A utility is not permitted to charge higher rates in the future to offset past losses. Bebchick v. Washington Metropolitan Area Transit Commission, 158 U.S.App.D.C. 79, 485 F.2d 858 (1973). Neither may a retroactive surcharge be imposed to offset losses.
Even though losses result from an improvidently issued stay order affecting rates, utilities are not permitted to charge future fares to cover such losses. Democratic Central Committee of the District of Columbia v. Washington Metropolitan Transit Commission, 436 F.2d 233 (U.S.App. D.C.1970). Neither may a retroactive surcharge be imposed to offset such losses.
We also conclude that La.Const.1974, Article 4, Section 21(D)(4) mandates full refund of any implemented rate finally disallowed, in whole or in part.

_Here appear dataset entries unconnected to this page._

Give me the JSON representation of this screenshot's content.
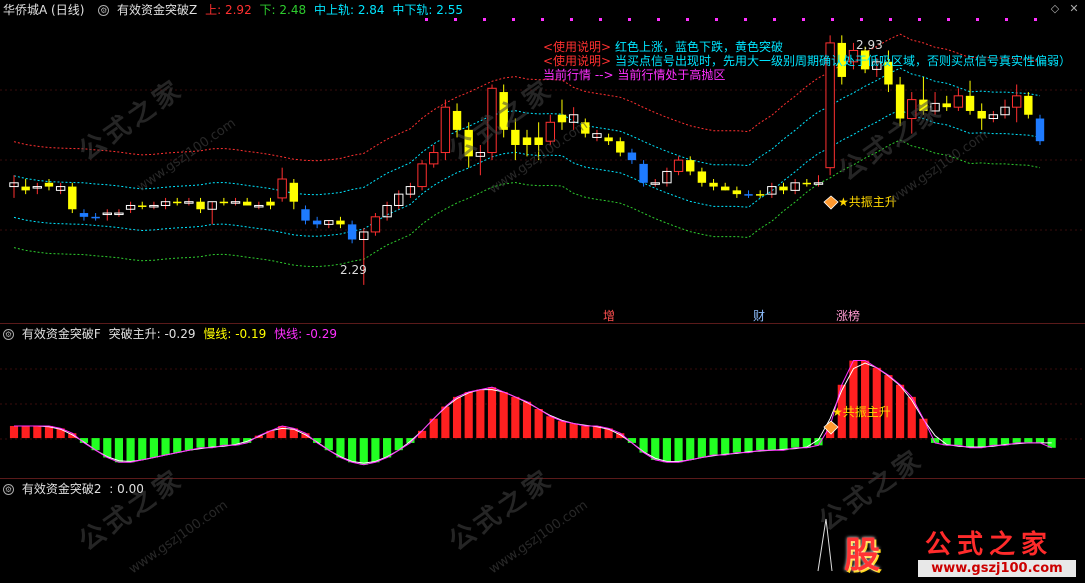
{
  "panel1": {
    "stock": "华侨城A (日线)",
    "indicator": "有效资金突破Z",
    "up_label": "上:",
    "up_value": "2.92",
    "down_label": "下:",
    "down_value": "2.48",
    "mid_up_label": "中上轨:",
    "mid_up_value": "2.84",
    "mid_down_label": "中下轨:",
    "mid_down_value": "2.55",
    "notes": [
      {
        "tag": "<使用说明>",
        "text": "红色上涨，蓝色下跌，黄色突破"
      },
      {
        "tag": "<使用说明>",
        "text": "当买点信号出现时，先用大一级别周期确认处于低吸区域，否则买点信号真实性偏弱）"
      },
      {
        "tag": "当前行情 -->",
        "text": "当前行情处于高抛区"
      }
    ],
    "high_label": "2.93",
    "low_label": "2.29",
    "resonance_label": "★共振主升",
    "event_tags": [
      "增",
      "财",
      "涨榜"
    ]
  },
  "panel2": {
    "indicator": "有效资金突破F",
    "main_label": "突破主升:",
    "main_value": "-0.29",
    "slow_label": "慢线:",
    "slow_value": "-0.19",
    "fast_label": "快线:",
    "fast_value": "-0.29",
    "resonance_label": "★共振主升"
  },
  "panel3": {
    "indicator": "有效资金突破2",
    "value_label": ":",
    "value": "0.00"
  },
  "watermark": {
    "text": "公式之家",
    "url": "www.gszj100.com"
  },
  "logo": {
    "glyph": "股",
    "name": "公式之家",
    "url": "www.gszj100.com"
  },
  "colors": {
    "up": "#ff3030",
    "down": "#1e7bff",
    "breakout": "#ffff00",
    "upper_band": "#ff3030",
    "mid_upper_band": "#00e5ff",
    "mid_lower_band": "#00e5ff",
    "lower_band": "#2ecc2e",
    "histogram_pos": "#ff2020",
    "histogram_neg": "#22ff22"
  },
  "chart_data": {
    "type": "candlestick",
    "price_range": [
      2.25,
      2.98
    ],
    "candles": [
      {
        "o": 2.56,
        "h": 2.58,
        "l": 2.52,
        "c": 2.55,
        "t": "up"
      },
      {
        "o": 2.55,
        "h": 2.57,
        "l": 2.53,
        "c": 2.54,
        "t": "brk"
      },
      {
        "o": 2.55,
        "h": 2.56,
        "l": 2.53,
        "c": 2.55,
        "t": "up"
      },
      {
        "o": 2.56,
        "h": 2.57,
        "l": 2.54,
        "c": 2.55,
        "t": "brk"
      },
      {
        "o": 2.54,
        "h": 2.56,
        "l": 2.53,
        "c": 2.55,
        "t": "up"
      },
      {
        "o": 2.55,
        "h": 2.56,
        "l": 2.48,
        "c": 2.49,
        "t": "brk"
      },
      {
        "o": 2.48,
        "h": 2.49,
        "l": 2.46,
        "c": 2.47,
        "t": "dn"
      },
      {
        "o": 2.47,
        "h": 2.48,
        "l": 2.46,
        "c": 2.47,
        "t": "dn"
      },
      {
        "o": 2.48,
        "h": 2.49,
        "l": 2.46,
        "c": 2.48,
        "t": "up"
      },
      {
        "o": 2.48,
        "h": 2.49,
        "l": 2.47,
        "c": 2.48,
        "t": "up"
      },
      {
        "o": 2.49,
        "h": 2.51,
        "l": 2.48,
        "c": 2.5,
        "t": "up"
      },
      {
        "o": 2.5,
        "h": 2.51,
        "l": 2.49,
        "c": 2.5,
        "t": "brk"
      },
      {
        "o": 2.5,
        "h": 2.51,
        "l": 2.49,
        "c": 2.5,
        "t": "up"
      },
      {
        "o": 2.5,
        "h": 2.52,
        "l": 2.49,
        "c": 2.51,
        "t": "up"
      },
      {
        "o": 2.51,
        "h": 2.52,
        "l": 2.5,
        "c": 2.51,
        "t": "brk"
      },
      {
        "o": 2.51,
        "h": 2.52,
        "l": 2.5,
        "c": 2.51,
        "t": "up"
      },
      {
        "o": 2.51,
        "h": 2.52,
        "l": 2.48,
        "c": 2.49,
        "t": "brk"
      },
      {
        "o": 2.49,
        "h": 2.51,
        "l": 2.45,
        "c": 2.51,
        "t": "up"
      },
      {
        "o": 2.51,
        "h": 2.52,
        "l": 2.5,
        "c": 2.51,
        "t": "brk"
      },
      {
        "o": 2.51,
        "h": 2.52,
        "l": 2.5,
        "c": 2.51,
        "t": "up"
      },
      {
        "o": 2.51,
        "h": 2.52,
        "l": 2.5,
        "c": 2.5,
        "t": "brk"
      },
      {
        "o": 2.5,
        "h": 2.51,
        "l": 2.49,
        "c": 2.5,
        "t": "up"
      },
      {
        "o": 2.5,
        "h": 2.52,
        "l": 2.49,
        "c": 2.51,
        "t": "brk"
      },
      {
        "o": 2.52,
        "h": 2.6,
        "l": 2.51,
        "c": 2.57,
        "t": "up"
      },
      {
        "o": 2.56,
        "h": 2.57,
        "l": 2.49,
        "c": 2.51,
        "t": "brk"
      },
      {
        "o": 2.49,
        "h": 2.5,
        "l": 2.45,
        "c": 2.46,
        "t": "dn"
      },
      {
        "o": 2.46,
        "h": 2.47,
        "l": 2.44,
        "c": 2.45,
        "t": "dn"
      },
      {
        "o": 2.45,
        "h": 2.46,
        "l": 2.44,
        "c": 2.46,
        "t": "up"
      },
      {
        "o": 2.46,
        "h": 2.47,
        "l": 2.44,
        "c": 2.45,
        "t": "brk"
      },
      {
        "o": 2.45,
        "h": 2.46,
        "l": 2.4,
        "c": 2.41,
        "t": "dn"
      },
      {
        "o": 2.41,
        "h": 2.44,
        "l": 2.29,
        "c": 2.43,
        "t": "up"
      },
      {
        "o": 2.43,
        "h": 2.48,
        "l": 2.42,
        "c": 2.47,
        "t": "up"
      },
      {
        "o": 2.47,
        "h": 2.51,
        "l": 2.46,
        "c": 2.5,
        "t": "up"
      },
      {
        "o": 2.5,
        "h": 2.54,
        "l": 2.49,
        "c": 2.53,
        "t": "up"
      },
      {
        "o": 2.53,
        "h": 2.56,
        "l": 2.52,
        "c": 2.55,
        "t": "up"
      },
      {
        "o": 2.55,
        "h": 2.62,
        "l": 2.54,
        "c": 2.61,
        "t": "up"
      },
      {
        "o": 2.61,
        "h": 2.66,
        "l": 2.6,
        "c": 2.64,
        "t": "up"
      },
      {
        "o": 2.64,
        "h": 2.78,
        "l": 2.62,
        "c": 2.76,
        "t": "up"
      },
      {
        "o": 2.75,
        "h": 2.77,
        "l": 2.68,
        "c": 2.7,
        "t": "brk"
      },
      {
        "o": 2.7,
        "h": 2.72,
        "l": 2.6,
        "c": 2.63,
        "t": "brk"
      },
      {
        "o": 2.63,
        "h": 2.66,
        "l": 2.58,
        "c": 2.64,
        "t": "up"
      },
      {
        "o": 2.64,
        "h": 2.82,
        "l": 2.62,
        "c": 2.81,
        "t": "up"
      },
      {
        "o": 2.8,
        "h": 2.82,
        "l": 2.68,
        "c": 2.7,
        "t": "brk"
      },
      {
        "o": 2.7,
        "h": 2.73,
        "l": 2.62,
        "c": 2.66,
        "t": "brk"
      },
      {
        "o": 2.66,
        "h": 2.7,
        "l": 2.63,
        "c": 2.68,
        "t": "brk"
      },
      {
        "o": 2.68,
        "h": 2.72,
        "l": 2.62,
        "c": 2.66,
        "t": "brk"
      },
      {
        "o": 2.67,
        "h": 2.74,
        "l": 2.66,
        "c": 2.72,
        "t": "up"
      },
      {
        "o": 2.72,
        "h": 2.78,
        "l": 2.7,
        "c": 2.74,
        "t": "brk"
      },
      {
        "o": 2.74,
        "h": 2.76,
        "l": 2.7,
        "c": 2.72,
        "t": "up"
      },
      {
        "o": 2.72,
        "h": 2.73,
        "l": 2.68,
        "c": 2.69,
        "t": "brk"
      },
      {
        "o": 2.69,
        "h": 2.7,
        "l": 2.67,
        "c": 2.68,
        "t": "up"
      },
      {
        "o": 2.68,
        "h": 2.69,
        "l": 2.66,
        "c": 2.67,
        "t": "brk"
      },
      {
        "o": 2.67,
        "h": 2.68,
        "l": 2.63,
        "c": 2.64,
        "t": "brk"
      },
      {
        "o": 2.64,
        "h": 2.65,
        "l": 2.61,
        "c": 2.62,
        "t": "dn"
      },
      {
        "o": 2.61,
        "h": 2.62,
        "l": 2.55,
        "c": 2.56,
        "t": "dn"
      },
      {
        "o": 2.56,
        "h": 2.57,
        "l": 2.55,
        "c": 2.56,
        "t": "up"
      },
      {
        "o": 2.56,
        "h": 2.6,
        "l": 2.55,
        "c": 2.59,
        "t": "up"
      },
      {
        "o": 2.59,
        "h": 2.63,
        "l": 2.58,
        "c": 2.62,
        "t": "up"
      },
      {
        "o": 2.62,
        "h": 2.63,
        "l": 2.58,
        "c": 2.59,
        "t": "brk"
      },
      {
        "o": 2.59,
        "h": 2.6,
        "l": 2.55,
        "c": 2.56,
        "t": "brk"
      },
      {
        "o": 2.56,
        "h": 2.57,
        "l": 2.54,
        "c": 2.55,
        "t": "brk"
      },
      {
        "o": 2.55,
        "h": 2.56,
        "l": 2.54,
        "c": 2.54,
        "t": "brk"
      },
      {
        "o": 2.54,
        "h": 2.55,
        "l": 2.52,
        "c": 2.53,
        "t": "brk"
      },
      {
        "o": 2.53,
        "h": 2.54,
        "l": 2.52,
        "c": 2.53,
        "t": "dn"
      },
      {
        "o": 2.53,
        "h": 2.54,
        "l": 2.52,
        "c": 2.53,
        "t": "brk"
      },
      {
        "o": 2.53,
        "h": 2.56,
        "l": 2.52,
        "c": 2.55,
        "t": "up"
      },
      {
        "o": 2.55,
        "h": 2.56,
        "l": 2.53,
        "c": 2.54,
        "t": "brk"
      },
      {
        "o": 2.54,
        "h": 2.57,
        "l": 2.53,
        "c": 2.56,
        "t": "up"
      },
      {
        "o": 2.56,
        "h": 2.57,
        "l": 2.55,
        "c": 2.56,
        "t": "brk"
      },
      {
        "o": 2.56,
        "h": 2.58,
        "l": 2.55,
        "c": 2.56,
        "t": "up"
      },
      {
        "o": 2.6,
        "h": 2.95,
        "l": 2.58,
        "c": 2.93,
        "t": "up"
      },
      {
        "o": 2.93,
        "h": 2.95,
        "l": 2.82,
        "c": 2.84,
        "t": "brk"
      },
      {
        "o": 2.88,
        "h": 2.93,
        "l": 2.86,
        "c": 2.91,
        "t": "up"
      },
      {
        "o": 2.91,
        "h": 2.92,
        "l": 2.85,
        "c": 2.86,
        "t": "brk"
      },
      {
        "o": 2.86,
        "h": 2.89,
        "l": 2.84,
        "c": 2.88,
        "t": "up"
      },
      {
        "o": 2.88,
        "h": 2.91,
        "l": 2.8,
        "c": 2.82,
        "t": "brk"
      },
      {
        "o": 2.82,
        "h": 2.84,
        "l": 2.71,
        "c": 2.73,
        "t": "brk"
      },
      {
        "o": 2.73,
        "h": 2.8,
        "l": 2.69,
        "c": 2.78,
        "t": "up"
      },
      {
        "o": 2.78,
        "h": 2.84,
        "l": 2.74,
        "c": 2.75,
        "t": "brk"
      },
      {
        "o": 2.75,
        "h": 2.8,
        "l": 2.74,
        "c": 2.77,
        "t": "up"
      },
      {
        "o": 2.77,
        "h": 2.79,
        "l": 2.75,
        "c": 2.76,
        "t": "brk"
      },
      {
        "o": 2.76,
        "h": 2.81,
        "l": 2.75,
        "c": 2.79,
        "t": "up"
      },
      {
        "o": 2.79,
        "h": 2.83,
        "l": 2.74,
        "c": 2.75,
        "t": "brk"
      },
      {
        "o": 2.75,
        "h": 2.77,
        "l": 2.7,
        "c": 2.73,
        "t": "brk"
      },
      {
        "o": 2.73,
        "h": 2.75,
        "l": 2.72,
        "c": 2.74,
        "t": "up"
      },
      {
        "o": 2.74,
        "h": 2.78,
        "l": 2.73,
        "c": 2.76,
        "t": "up"
      },
      {
        "o": 2.76,
        "h": 2.82,
        "l": 2.72,
        "c": 2.79,
        "t": "up"
      },
      {
        "o": 2.79,
        "h": 2.8,
        "l": 2.73,
        "c": 2.74,
        "t": "brk"
      },
      {
        "o": 2.73,
        "h": 2.74,
        "l": 2.66,
        "c": 2.67,
        "t": "dn"
      }
    ],
    "histogram": [
      0.05,
      0.05,
      0.05,
      0.05,
      0.04,
      0.02,
      -0.02,
      -0.05,
      -0.08,
      -0.1,
      -0.1,
      -0.09,
      -0.08,
      -0.07,
      -0.06,
      -0.05,
      -0.04,
      -0.04,
      -0.03,
      -0.03,
      -0.02,
      0.01,
      0.03,
      0.05,
      0.04,
      0.02,
      -0.02,
      -0.05,
      -0.08,
      -0.1,
      -0.11,
      -0.1,
      -0.08,
      -0.05,
      -0.02,
      0.03,
      0.08,
      0.13,
      0.17,
      0.19,
      0.2,
      0.21,
      0.19,
      0.17,
      0.15,
      0.12,
      0.09,
      0.07,
      0.06,
      0.05,
      0.05,
      0.04,
      0.02,
      -0.02,
      -0.06,
      -0.09,
      -0.1,
      -0.1,
      -0.09,
      -0.08,
      -0.07,
      -0.07,
      -0.06,
      -0.06,
      -0.05,
      -0.05,
      -0.05,
      -0.04,
      -0.04,
      -0.03,
      0.05,
      0.22,
      0.32,
      0.32,
      0.29,
      0.26,
      0.22,
      0.17,
      0.08,
      -0.02,
      -0.03,
      -0.03,
      -0.04,
      -0.04,
      -0.03,
      -0.03,
      -0.02,
      -0.02,
      -0.02,
      -0.04
    ],
    "histogram_range": [
      -0.14,
      0.38
    ]
  }
}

We further conclude that if, on review, a rate is found to be too low as regards a particular customer class, any losses resulting therefrom may not be recouped by imposition of a retroactive rate or surcharge. On the other hand, if a rate is found to be excessive as to a particular class and a lower rate established, a refund must be made. La.Const. 1974, above. The utility's losses in the first instance, do not justify an illegal gain in the latter.
The judgment of the district court in the consolidated cases is affirmed at the expense of Appellant, LP&L.
CALOGERO, J., concurs and assigns reasons.
CALOGERO, Justice, concurring.
I dissented on the central issue in this case originally. I was of the view that LP&L was entitled to the relief then sought. Nonetheless, I concur here where the same issue is more or less re-presented because the matter has already been decided in this Court.